The circles and X’s are individual volumes. Blue is fiction, green is drama, pinkish purple is poetry, black biography. Only the volumes where this topic turned out to be prominent are plotted, because if you plot all 1,853 it’s just a blurry line at the bottom of the image. The gray line is an aggregate frequency curve, which is not related in any very intelligible way to the y-axis. (Work in progress …) As you can see. this topic is mostly prominent in fiction around the year 1800. Here are the top 50 words in the topic:
But here’s what I find slightly moving. The x’s at the top of the graph are the 10 works in the collection where the topic was most prominent. They include, in order, Mary Wollstonecraft Shelley, Frankenstein, Mary Wollstonecraft, Mary, William Godwin, St. Leon, Mary Wollstonecraft Shelley, Lodore, William Godwin, Fleetwood, William Godwin, Mandeville, and Mary Wollstonecraft Shelley, Falkner.

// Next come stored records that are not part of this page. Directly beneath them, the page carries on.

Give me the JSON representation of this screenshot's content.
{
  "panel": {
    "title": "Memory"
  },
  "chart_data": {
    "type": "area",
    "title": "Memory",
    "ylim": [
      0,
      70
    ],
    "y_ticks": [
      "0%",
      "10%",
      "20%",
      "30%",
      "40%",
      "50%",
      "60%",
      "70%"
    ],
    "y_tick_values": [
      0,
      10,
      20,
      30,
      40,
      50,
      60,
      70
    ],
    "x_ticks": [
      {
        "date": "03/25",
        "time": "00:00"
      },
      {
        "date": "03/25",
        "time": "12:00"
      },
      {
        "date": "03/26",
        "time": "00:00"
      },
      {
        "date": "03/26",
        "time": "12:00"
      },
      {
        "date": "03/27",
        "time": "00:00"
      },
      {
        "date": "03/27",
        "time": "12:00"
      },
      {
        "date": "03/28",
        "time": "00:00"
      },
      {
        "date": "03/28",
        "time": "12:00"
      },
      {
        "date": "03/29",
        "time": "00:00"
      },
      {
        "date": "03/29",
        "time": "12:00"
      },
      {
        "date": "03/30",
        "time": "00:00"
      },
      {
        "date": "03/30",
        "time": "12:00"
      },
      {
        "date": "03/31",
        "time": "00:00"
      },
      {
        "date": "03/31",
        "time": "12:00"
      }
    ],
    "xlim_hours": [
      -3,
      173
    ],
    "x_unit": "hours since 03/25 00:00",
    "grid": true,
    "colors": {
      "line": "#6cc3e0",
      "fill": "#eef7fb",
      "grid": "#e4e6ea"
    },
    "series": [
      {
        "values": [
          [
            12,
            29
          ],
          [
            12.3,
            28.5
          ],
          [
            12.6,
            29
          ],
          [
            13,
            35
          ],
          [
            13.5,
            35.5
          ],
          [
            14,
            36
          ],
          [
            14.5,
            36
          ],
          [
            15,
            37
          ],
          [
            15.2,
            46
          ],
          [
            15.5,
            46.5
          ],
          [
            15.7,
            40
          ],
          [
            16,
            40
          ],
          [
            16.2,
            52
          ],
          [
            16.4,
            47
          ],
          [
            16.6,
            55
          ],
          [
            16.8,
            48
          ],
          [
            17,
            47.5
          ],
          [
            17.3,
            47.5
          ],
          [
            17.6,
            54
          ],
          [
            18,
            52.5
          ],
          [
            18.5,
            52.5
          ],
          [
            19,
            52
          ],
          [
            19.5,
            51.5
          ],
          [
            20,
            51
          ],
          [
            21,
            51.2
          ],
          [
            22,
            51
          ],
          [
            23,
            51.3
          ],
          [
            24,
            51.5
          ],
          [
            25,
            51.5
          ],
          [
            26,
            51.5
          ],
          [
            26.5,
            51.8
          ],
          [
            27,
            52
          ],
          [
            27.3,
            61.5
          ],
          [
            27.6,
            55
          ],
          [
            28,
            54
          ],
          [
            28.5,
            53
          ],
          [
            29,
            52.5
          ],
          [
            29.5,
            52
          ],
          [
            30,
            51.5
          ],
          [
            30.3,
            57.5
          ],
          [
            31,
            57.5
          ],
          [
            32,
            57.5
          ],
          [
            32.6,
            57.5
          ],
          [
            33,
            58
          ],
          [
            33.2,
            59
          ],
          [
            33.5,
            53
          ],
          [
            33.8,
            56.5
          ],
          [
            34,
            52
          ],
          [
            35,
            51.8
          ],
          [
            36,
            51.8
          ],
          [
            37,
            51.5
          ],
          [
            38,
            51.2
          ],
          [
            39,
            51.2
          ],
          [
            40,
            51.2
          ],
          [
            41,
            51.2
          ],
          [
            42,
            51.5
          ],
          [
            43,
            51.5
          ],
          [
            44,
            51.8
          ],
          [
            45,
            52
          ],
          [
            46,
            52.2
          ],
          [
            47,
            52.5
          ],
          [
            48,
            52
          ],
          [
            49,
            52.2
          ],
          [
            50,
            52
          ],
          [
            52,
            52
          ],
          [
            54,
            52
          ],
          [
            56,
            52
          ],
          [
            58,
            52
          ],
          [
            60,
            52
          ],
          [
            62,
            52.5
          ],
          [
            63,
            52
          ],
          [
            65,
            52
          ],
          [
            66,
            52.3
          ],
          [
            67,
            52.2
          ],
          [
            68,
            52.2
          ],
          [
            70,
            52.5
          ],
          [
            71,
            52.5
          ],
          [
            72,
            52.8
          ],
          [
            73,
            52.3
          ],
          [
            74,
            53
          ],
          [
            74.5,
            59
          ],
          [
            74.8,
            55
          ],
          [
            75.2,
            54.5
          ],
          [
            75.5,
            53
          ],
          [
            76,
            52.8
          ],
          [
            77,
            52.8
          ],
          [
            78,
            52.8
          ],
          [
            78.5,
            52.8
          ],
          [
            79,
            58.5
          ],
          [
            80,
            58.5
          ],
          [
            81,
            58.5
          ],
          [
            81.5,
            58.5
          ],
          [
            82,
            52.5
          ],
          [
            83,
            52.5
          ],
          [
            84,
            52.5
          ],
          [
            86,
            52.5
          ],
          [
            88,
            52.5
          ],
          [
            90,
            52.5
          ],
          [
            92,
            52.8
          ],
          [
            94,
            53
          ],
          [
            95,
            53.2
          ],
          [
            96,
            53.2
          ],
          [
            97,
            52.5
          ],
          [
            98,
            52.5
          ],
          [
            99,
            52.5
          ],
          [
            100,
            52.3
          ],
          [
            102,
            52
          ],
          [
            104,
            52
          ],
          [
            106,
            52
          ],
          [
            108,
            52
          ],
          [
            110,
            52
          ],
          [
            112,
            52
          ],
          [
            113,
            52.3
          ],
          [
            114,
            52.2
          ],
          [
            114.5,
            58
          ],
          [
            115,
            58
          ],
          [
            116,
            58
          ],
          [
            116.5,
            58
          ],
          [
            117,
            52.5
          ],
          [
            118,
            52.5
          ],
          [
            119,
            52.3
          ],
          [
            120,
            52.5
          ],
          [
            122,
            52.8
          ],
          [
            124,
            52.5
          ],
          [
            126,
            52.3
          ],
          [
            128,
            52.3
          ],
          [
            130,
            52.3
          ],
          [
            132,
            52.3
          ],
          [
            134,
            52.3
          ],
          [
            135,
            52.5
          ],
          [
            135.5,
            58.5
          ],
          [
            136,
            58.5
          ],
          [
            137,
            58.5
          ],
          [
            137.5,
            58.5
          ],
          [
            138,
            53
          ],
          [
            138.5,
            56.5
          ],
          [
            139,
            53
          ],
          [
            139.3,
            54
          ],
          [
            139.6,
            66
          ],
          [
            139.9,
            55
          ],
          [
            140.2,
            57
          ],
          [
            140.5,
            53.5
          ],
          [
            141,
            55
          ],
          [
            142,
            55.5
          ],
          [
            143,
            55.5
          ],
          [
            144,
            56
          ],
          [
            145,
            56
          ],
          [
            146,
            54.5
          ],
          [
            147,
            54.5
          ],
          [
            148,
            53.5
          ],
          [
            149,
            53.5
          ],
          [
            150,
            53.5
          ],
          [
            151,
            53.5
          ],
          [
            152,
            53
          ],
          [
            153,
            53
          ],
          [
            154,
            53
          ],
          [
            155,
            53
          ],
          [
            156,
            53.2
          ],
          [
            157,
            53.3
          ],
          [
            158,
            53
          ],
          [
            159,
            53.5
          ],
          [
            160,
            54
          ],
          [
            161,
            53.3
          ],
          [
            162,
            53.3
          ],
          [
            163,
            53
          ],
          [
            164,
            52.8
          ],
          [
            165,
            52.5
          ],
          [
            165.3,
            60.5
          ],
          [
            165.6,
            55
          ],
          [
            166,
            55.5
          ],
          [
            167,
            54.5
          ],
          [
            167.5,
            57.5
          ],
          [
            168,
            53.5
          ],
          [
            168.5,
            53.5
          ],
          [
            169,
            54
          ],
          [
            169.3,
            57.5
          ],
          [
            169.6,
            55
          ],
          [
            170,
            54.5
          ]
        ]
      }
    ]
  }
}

In short, this topic is exemplified by a family! Mary Hays does intrude into the family circle with Memoirs of Emma Courtney, but otherwise, it’s Mary Wollstonecraft, William Godwin, and their daughter.
Other critics have of course noticed that M. W. Shelley writes “Godwinian novels.” And if you go further down the list of works, the picture becomes less familial (Helen Maria Williams and Thomas Holcroft butt in, as well as P. B. Shelley). Plus, there’s another topic in the model (“myself these should situation”) that links William Godwin more closely to Charles Brockden Brown than it does to his wife or daughter. And LDA isn’t graven on stone; every time you run topic modeling you’re going to get something slightly different. But still, this is kind of a cool one. “Mind feelings heart felt” indeed.